Memories are funny things. When I saw this cabinet in a local antique store I was immediately transported back to my childhood, remembering our dining room at home. There was an old buffet by the window and my mother always had it tastefully decorated with a bouquet of flowers. I thought about all of the good times we had together as a family and was filled with nostalgia. That’s what was going through my mind as I tripped the shutter on my camera.
I’m not sure why a happy memory made me want to add a bit of melancholy to the scene, but I decided on a B&W toned presentation. The word “nostalgia” is a combination of Greek words that mean “homecoming” and “ache/pain” so maybe it’s appropriate. I’m a very sentimental person and it reflects in much of my work.
I was born and raised in central Michigan right in the heart of farming country. My dad owned his farm for 70 years until he died; then it went to my brother and finally to me after my brother’s passing.
During one visit — while the crops were growing and through harvest time — I made a lot of images in and around the farm buildings and the fields. This one was from inside an old toolshed. Dad would use it to work on the machinery during winter months (most farmers did all of their own repair work). He had all kinds of tools in there.
I can’t really put my finger on why I like this image so much, but every time I look at it I’m instantly transported back to when I was around ten years old and helping my dad. Those were really good days.
With the advent of the computer, word processing software and email, the art of beautiful penmanship has become a lost art. My own hand writing has almost become illegible — and to think I came from a mechanical design background where everything was hand-lettered!
I decided to do a photograph as a remembrance of that almost forgotten era.
This is a fountain pen, a ball point pen and a mechanical pencil from the Cross writing instrument company. I always thought they made beautiful writing instruments. I used a piece of sandstone rock as a background and some lavender blooms as a background.
Lighting was pretty simple: one large, soft box directly overhead and then surrounding the entire set with reflector cards.
Why not pick something you are fond of and see what you can come up with as a commemorative image?
This week’s photograph may not look like a stunning landscape, but the story behind it is really something.
Just a few miles strait East out of Brownsville is Palmetto Hill. Not much of a hill really, but the road does rise a little. It was here on May 12 and 13, 1865, that regiments of the Confederate and Union armies met in battle: the last battle of the Civil War.
It was especially unfortunate for those who fought and died here since the war was already over. Lee had surrendered several months prior to this battle.

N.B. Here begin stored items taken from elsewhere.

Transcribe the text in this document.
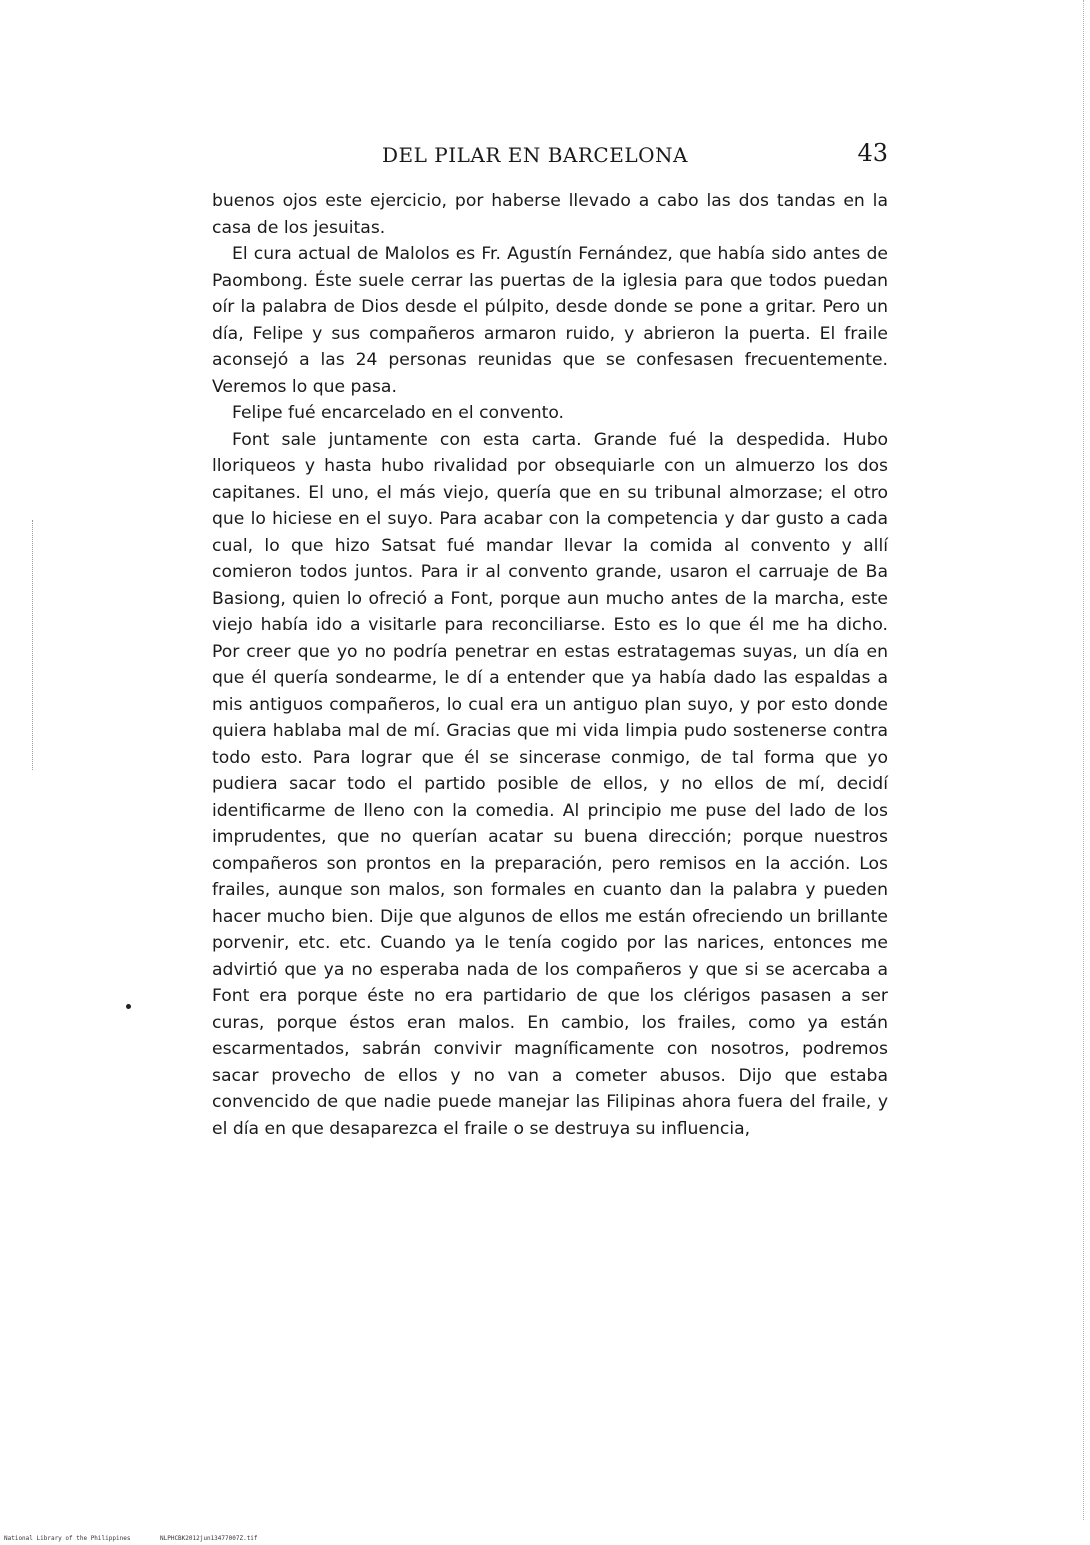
DEL PILAR EN BARCELONA	43

buenos ojos este ejercicio, por haberse llevado a cabo las dos tandas en la casa de los jesuitas.

El cura actual de Malolos es Fr. Agustín Fernández, que había sido antes de Paombong. Éste suele cerrar las puertas de la iglesia para que todos puedan oír la palabra de Dios desde el púlpito, desde donde se pone a gritar. Pero un día, Felipe y sus compañeros armaron ruido, y abrieron la puerta. El fraile aconsejó a las 24 personas reunidas que se confesasen frecuentemente. Veremos lo que pasa.

Felipe fué encarcelado en el convento.

Font sale juntamente con esta carta. Grande fué la despedida. Hubo lloriqueos y hasta hubo rivalidad por obsequiarle con un almuerzo los dos capitanes. El uno, el más viejo, quería que en su tribunal almorzase; el otro que lo hiciese en el suyo. Para acabar con la competencia y dar gusto a cada cual, lo que hizo Satsat fué mandar llevar la comida al convento y allí comieron todos juntos. Para ir al convento grande, usaron el carruaje de Ba Basiong, quien lo ofreció a Font, porque aun mucho antes de la marcha, este viejo había ido a visitarle para reconciliarse. Esto es lo que él me ha dicho. Por creer que yo no podría penetrar en estas estratagemas suyas, un día en que él quería sondearme, le dí a entender que ya había dado las espaldas a mis antiguos compañeros, lo cual era un antiguo plan suyo, y por esto donde quiera hablaba mal de mí. Gracias que mi vida limpia pudo sostenerse contra todo esto. Para lograr que él se sincerase conmigo, de tal forma que yo pudiera sacar todo el partido posible de ellos, y no ellos de mí, decidí identificarme de lleno con la comedia. Al principio me puse del lado de los imprudentes, que no querían acatar su buena dirección; porque nuestros compañeros son prontos en la preparación, pero remisos en la acción. Los frailes, aunque son malos, son formales en cuanto dan la palabra y pueden hacer mucho bien. Dije que algunos de ellos me están ofreciendo un brillante porvenir, etc. etc. Cuando ya le tenía cogido por las narices, entonces me advirtió que ya no esperaba nada de los compañeros y que si se acercaba a Font era porque éste no era partidario de que los clérigos pasasen a ser curas, porque éstos eran malos. En cambio, los frailes, como ya están escarmentados, sabrán convivir magníficamente con nosotros, podremos sacar provecho de ellos y no van a cometer abusos. Dijo que estaba convencido de que nadie puede manejar las Filipinas ahora fuera del fraile, y el día en que desaparezca el fraile o se destruya su influencia,

National Library of the Philippines	NLPHCBK2012jun13477007Z.tif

According to the informative plaque that is here on site, what you see in this picture is almost exactly the way it looked in 1865.

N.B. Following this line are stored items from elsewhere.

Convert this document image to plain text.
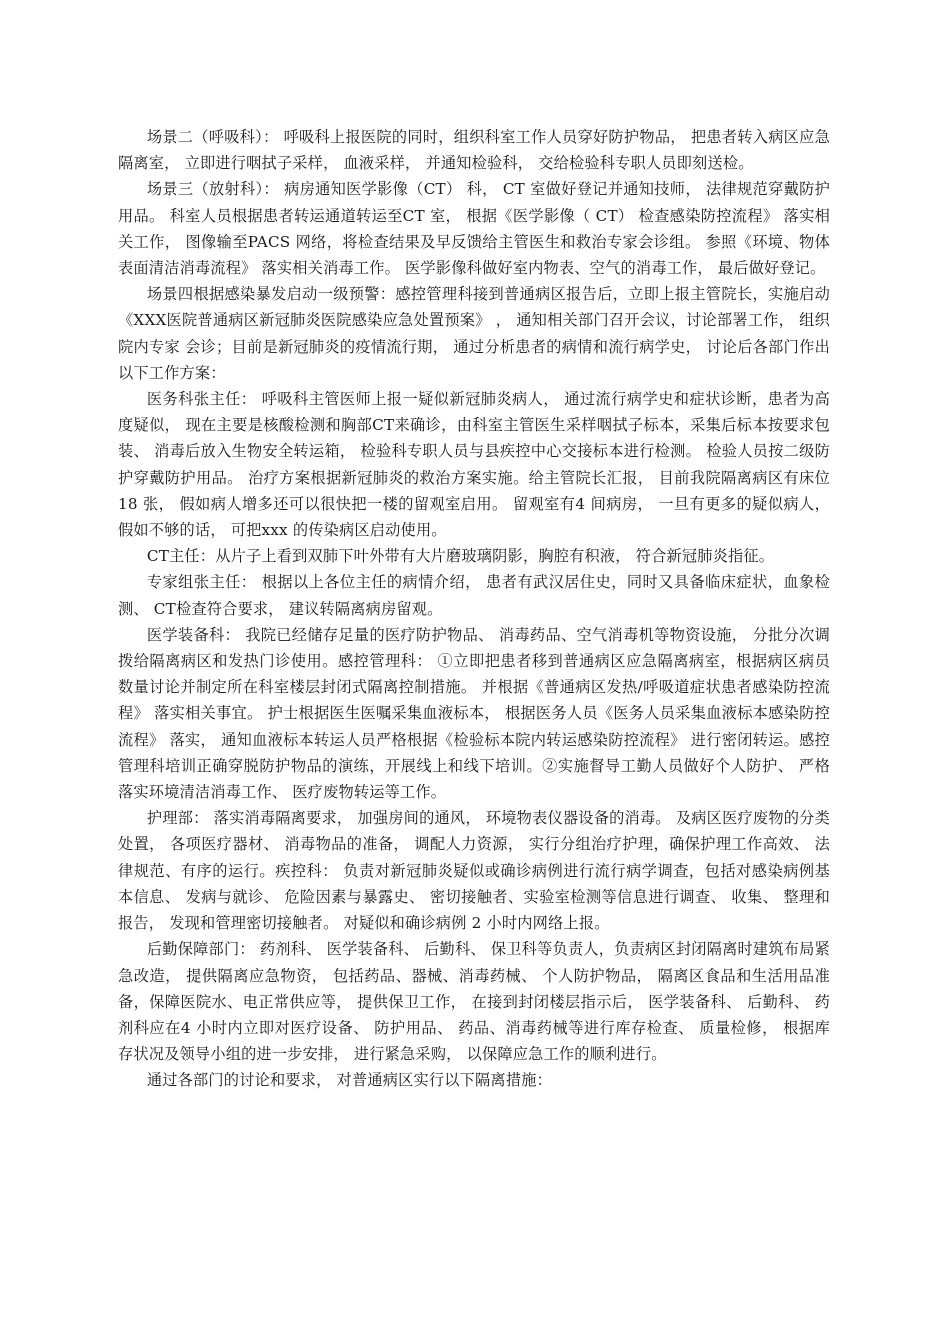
场景二（呼吸科）： 呼吸科上报医院的同时，组织科室工作人员穿好防护物品， 把患者转入病区应急隔离室， 立即进行咽拭子采样， 血液采样， 并通知检验科， 交给检验科专职人员即刻送检。

场景三（放射科）： 病房通知医学影像（CT） 科， CT 室做好登记并通知技师， 法律规范穿戴防护用品。 科室人员根据患者转运通道转运至CT 室， 根据《医学影像（ CT） 检查感染防控流程》 落实相关工作， 图像输至PACS 网络，将检查结果及早反馈给主管医生和救治专家会诊组。 参照《环境、物体表面清洁消毒流程》 落实相关消毒工作。 医学影像科做好室内物表、空气的消毒工作， 最后做好登记。

场景四根据感染暴发启动一级预警：感控管理科接到普通病区报告后，立即上报主管院长，实施启动《XXX医院普通病区新冠肺炎医院感染应急处置预案》 ， 通知相关部门召开会议，讨论部署工作， 组织院内专家 会诊；目前是新冠肺炎的疫情流行期， 通过分析患者的病情和流行病学史， 讨论后各部门作出以下工作方案：

医务科张主任： 呼吸科主管医师上报一疑似新冠肺炎病人， 通过流行病学史和症状诊断，患者为高度疑似， 现在主要是核酸检测和胸部CT来确诊，由科室主管医生采样咽拭子标本，采集后标本按要求包装、 消毒后放入生物安全转运箱， 检验科专职人员与县疾控中心交接标本进行检测。 检验人员按二级防护穿戴防护用品。 治疗方案根据新冠肺炎的救治方案实施。给主管院长汇报， 目前我院隔离病区有床位18 张， 假如病人增多还可以很快把一楼的留观室启用。 留观室有4 间病房， 一旦有更多的疑似病人，假如不够的话， 可把xxx 的传染病区启动使用。

CT主任：从片子上看到双肺下叶外带有大片磨玻璃阴影，胸腔有积液， 符合新冠肺炎指征。

专家组张主任： 根据以上各位主任的病情介绍， 患者有武汉居住史，同时又具备临床症状，血象检测、 CT检查符合要求， 建议转隔离病房留观。

医学装备科： 我院已经储存足量的医疗防护物品、 消毒药品、空气消毒机等物资设施， 分批分次调拨给隔离病区和发热门诊使用。感控管理科： ①立即把患者移到普通病区应急隔离病室，根据病区病员数量讨论并制定所在科室楼层封闭式隔离控制措施。 并根据《普通病区发热/呼吸道症状患者感染防控流程》 落实相关事宜。 护士根据医生医嘱采集血液标本， 根据医务人员《医务人员采集血液标本感染防控流程》 落实， 通知血液标本转运人员严格根据《检验标本院内转运感染防控流程》 进行密闭转运。感控管理科培训正确穿脱防护物品的演练，开展线上和线下培训。②实施督导工勤人员做好个人防护、 严格落实环境清洁消毒工作、 医疗废物转运等工作。

护理部： 落实消毒隔离要求， 加强房间的通风， 环境物表仪器设备的消毒。 及病区医疗废物的分类处置， 各项医疗器材、 消毒物品的准备， 调配人力资源， 实行分组治疗护理，确保护理工作高效、 法律规范、有序的运行。疾控科： 负责对新冠肺炎疑似或确诊病例进行流行病学调查，包括对感染病例基本信息、 发病与就诊、 危险因素与暴露史、 密切接触者、实验室检测等信息进行调查、 收集、 整理和报告， 发现和管理密切接触者。 对疑似和确诊病例 2 小时内网络上报。

后勤保障部门： 药剂科、 医学装备科、 后勤科、 保卫科等负责人，负责病区封闭隔离时建筑布局紧急改造， 提供隔离应急物资， 包括药品、器械、消毒药械、 个人防护物品， 隔离区食品和生活用品准备，保障医院水、电正常供应等， 提供保卫工作， 在接到封闭楼层指示后， 医学装备科、 后勤科、 药剂科应在4 小时内立即对医疗设备、 防护用品、 药品、消毒药械等进行库存检查、 质量检修， 根据库存状况及领导小组的进一步安排， 进行紧急采购， 以保障应急工作的顺利进行。

通过各部门的讨论和要求， 对普通病区实行以下隔离措施：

As I stand here at the northernmost corner of where the battle took place and make this panoramic view of the battlefield I get goose bumps. Just imagine yourself out in this wide open plain, with no cover, looking directly into the eyes of your enemy, cannon fire all around you and the whoosh of musket balls whizzing by you. And the screams of the men who were hit. It really took some major cajones to be able to do that.
This is one of the things I love about photography: it’s a time machine. It allows us to travel backward in time to see from whence we came. Then with a little use of our imagination, we can see the whole picture.
Now… if we could only go back to pre-historic I would love to get a first hand look at the landscape and the great lizards that once inhabited the planet. Wouldn’t you?
I was photographing some of the old buildings in downtown Brownsville, one really hot August afternoon. I had just set up to photograph this wall when this Mexican woman went walking by with her groceries.
People down here all use umbrellas in the summertime to keep off the sun. The woman passing by with her umbrella in hand adds a story to the photograph. Looking at it, you can feel how hot that day was.
My son-in-law and I spent a day wandering around George Ranch Historical Park just outside of Sugarland. The place is a real 1800’s working ranch that has been internationally recognized living history site. It has authentically preserved and interpreted the four generation of Texas family living beginning in 1824 and spanning for more than 100 years. All the people who work there wear authentic clothing from that time period and use tools from that era. They look really cool.
The woman in the photo was preparing a noon meal for the ranch hands. I struck up a conversation with her and when it came time to eat she and all the ranch hands insisted that Nacho and I join them even though it really wasn’t permitted. We felt very honored to be invited and the food was great.
While on assignment for a local utilities company I was photographing one of their new sub-stations and noticed this tangle of pipes. I decided to photograph them from several angles (this one turned out to be my favorite). I don’t know what runs through them but they made for an interesting design. Intriguing images are all around us if we just stop and look. It’s simply a matter of keeping our eyes open.